= Viola McCoy =

American blues singer (c. 1900 – c. 1956)

Viola McCoy (c. 1900 - c. 1956) was an American blues singer who performed in the classic female blues style during a career that lasted from the early 1920s to the late 1930s.

==Life and career==
Her birth name may have been Amanda Brown (a name under which she sometimes recorded). She is believed to have been born in Mississippi, although a press release of 1924 claimed she was from Memphis, Tennessee. She performed with the sideshow annex band attached to Sparks Circus in 1916, performing the comic "Scaddle-de-Mooch," written by Cecil Mack in 1915, and "Daddy," a blues number. "Daddy" may be an early version of "Oh, Daddy," recorded by Ethel Waters in 1921 and Bessie Smith in 1922. In 1917, McCoy toured with the Georgia Smart Set. In the early 1920s, she moved to New York City, where she worked in cabarets and appeared in revues at the Lincoln and Lafayette Theatres. She toured the Theater Owners Booking Association vaudeville circuit and made numerous recordings from 1923 to 1929 for various labels, including Gennett, Vocalion, and Columbia Records.

On her recordings from 1923 her most frequent accompanist was the pianist Porter Grainger; later accompanists included Fletcher Henderson, Louis Hooper, and Bob Fuller, among others. A few of her recordings are enlivened by kazoo solos performed by McCoy.

In 1927, she briefly owned and performed in Jack's Cabaret in New York City. By 1930 she owned and operated a nightclub in Saratoga Springs, New York. In 1938, she settled in Albany, New York, and was mostly inactive in music during the remainder of her life.
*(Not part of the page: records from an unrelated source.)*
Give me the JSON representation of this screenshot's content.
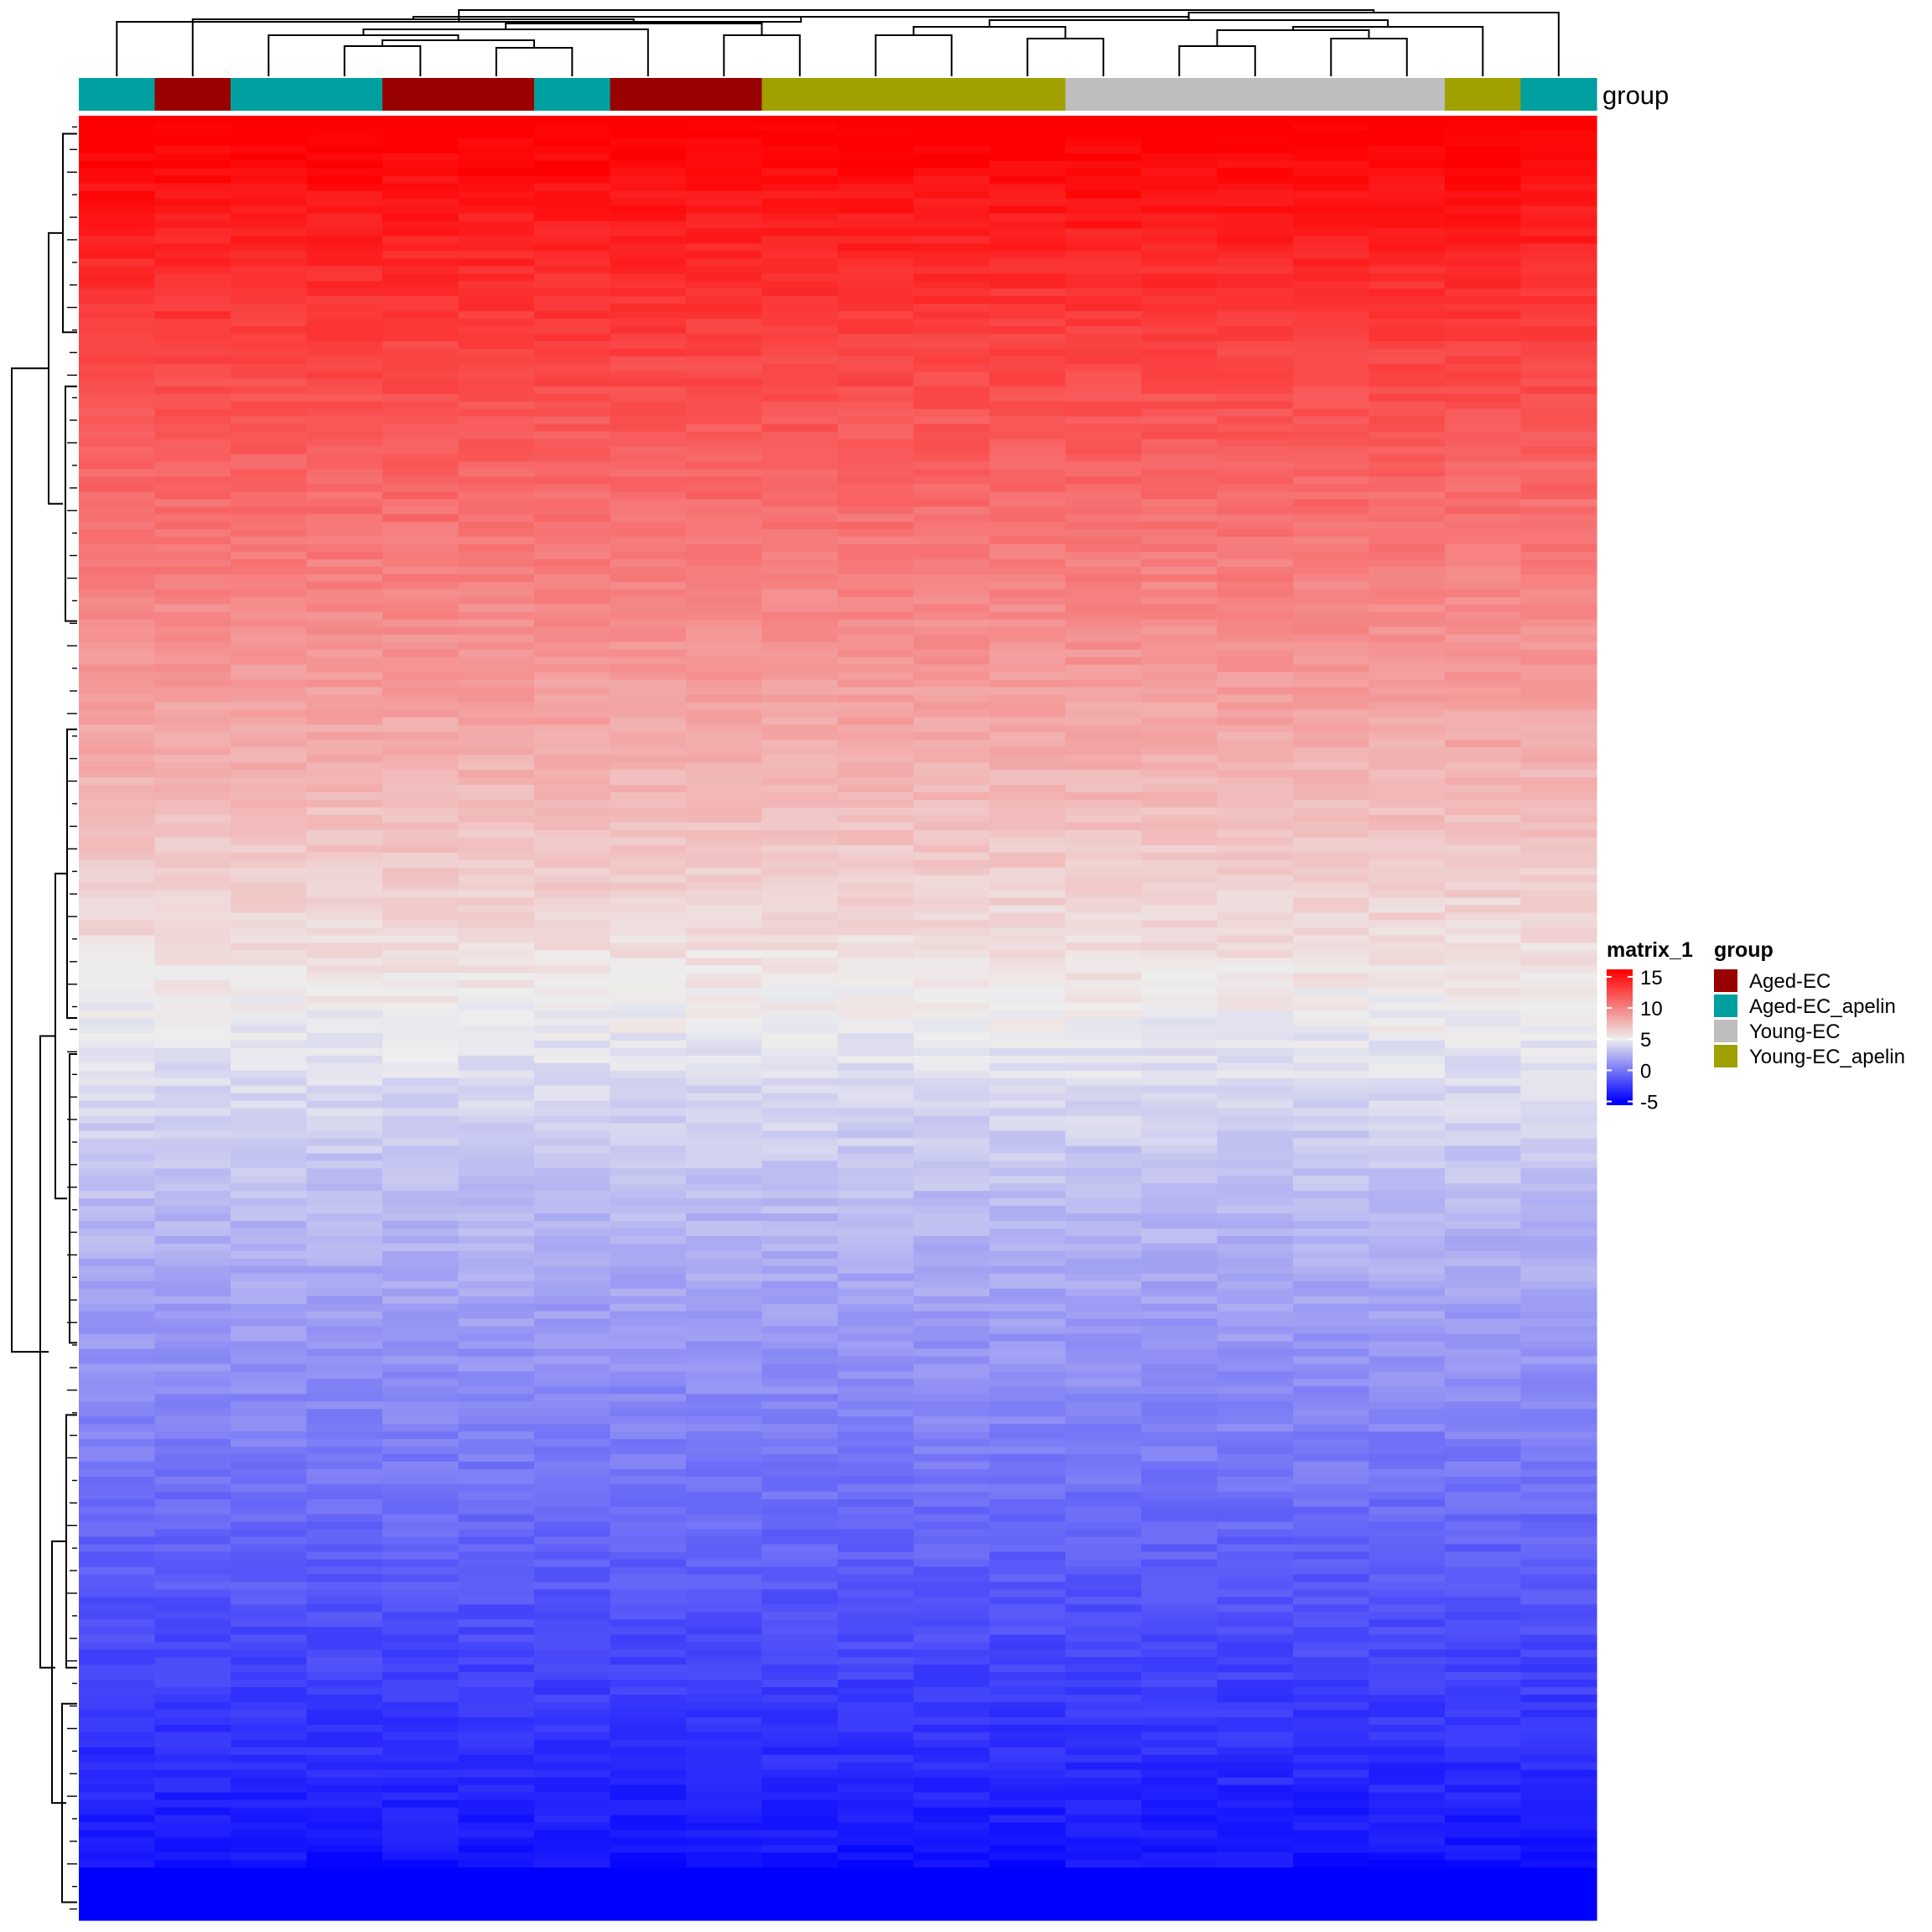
{
  "chart_data": {
    "type": "heatmap",
    "annotation_name": "group",
    "columns": [
      {
        "group": "Aged-EC_apelin"
      },
      {
        "group": "Aged-EC"
      },
      {
        "group": "Aged-EC_apelin"
      },
      {
        "group": "Aged-EC_apelin"
      },
      {
        "group": "Aged-EC"
      },
      {
        "group": "Aged-EC"
      },
      {
        "group": "Aged-EC_apelin"
      },
      {
        "group": "Aged-EC"
      },
      {
        "group": "Aged-EC"
      },
      {
        "group": "Young-EC_apelin"
      },
      {
        "group": "Young-EC_apelin"
      },
      {
        "group": "Young-EC_apelin"
      },
      {
        "group": "Young-EC_apelin"
      },
      {
        "group": "Young-EC"
      },
      {
        "group": "Young-EC"
      },
      {
        "group": "Young-EC"
      },
      {
        "group": "Young-EC"
      },
      {
        "group": "Young-EC"
      },
      {
        "group": "Young-EC_apelin"
      },
      {
        "group": "Aged-EC_apelin"
      }
    ],
    "row_count": 240,
    "value_profile": {
      "top": 16.5,
      "bottom": -4.8,
      "row_noise": 0.6
    },
    "color_scale": {
      "title": "matrix_1",
      "breaks": [
        15,
        10,
        5,
        0,
        -5
      ],
      "stops": [
        {
          "value": -5,
          "color": "#0000ff"
        },
        {
          "value": 5,
          "color": "#eeeeee"
        },
        {
          "value": 16,
          "color": "#ff0000"
        }
      ]
    },
    "legend": {
      "title": "group",
      "entries": [
        {
          "label": "Aged-EC",
          "color": "#990000"
        },
        {
          "label": "Aged-EC_apelin",
          "color": "#00A0A0"
        },
        {
          "label": "Young-EC",
          "color": "#BEBEBE"
        },
        {
          "label": "Young-EC_apelin",
          "color": "#A0A000"
        }
      ]
    },
    "column_dendrogram": true,
    "row_dendrogram": true
  }
}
McCoy is thought to have died in Albany, New York, in about 1956.

Author Derrick Stewart-Baxter wrote of McCoy, "She belongs to the great vaudeville tradition, but in all she does there is a strong jazz strain ... Possessing a lovely contralto voice and fine diction, she was able to project herself through even the worst recording ... It would be true to say that in the three years she was recording most prolifically she hardly ever made a bad record".

==Aliases==
McCoy recorded songs under various pseudonyms, including
Amanda Brown (Columbia, Perfect and Pathe labels), Daisy Cliff (Guardsman label), Clara White or Bessie Williams (Oriole and Domino labels), Gladys White (Variety label), Fannie Johnson (Cameo) and Susan Williams (Lincoln label).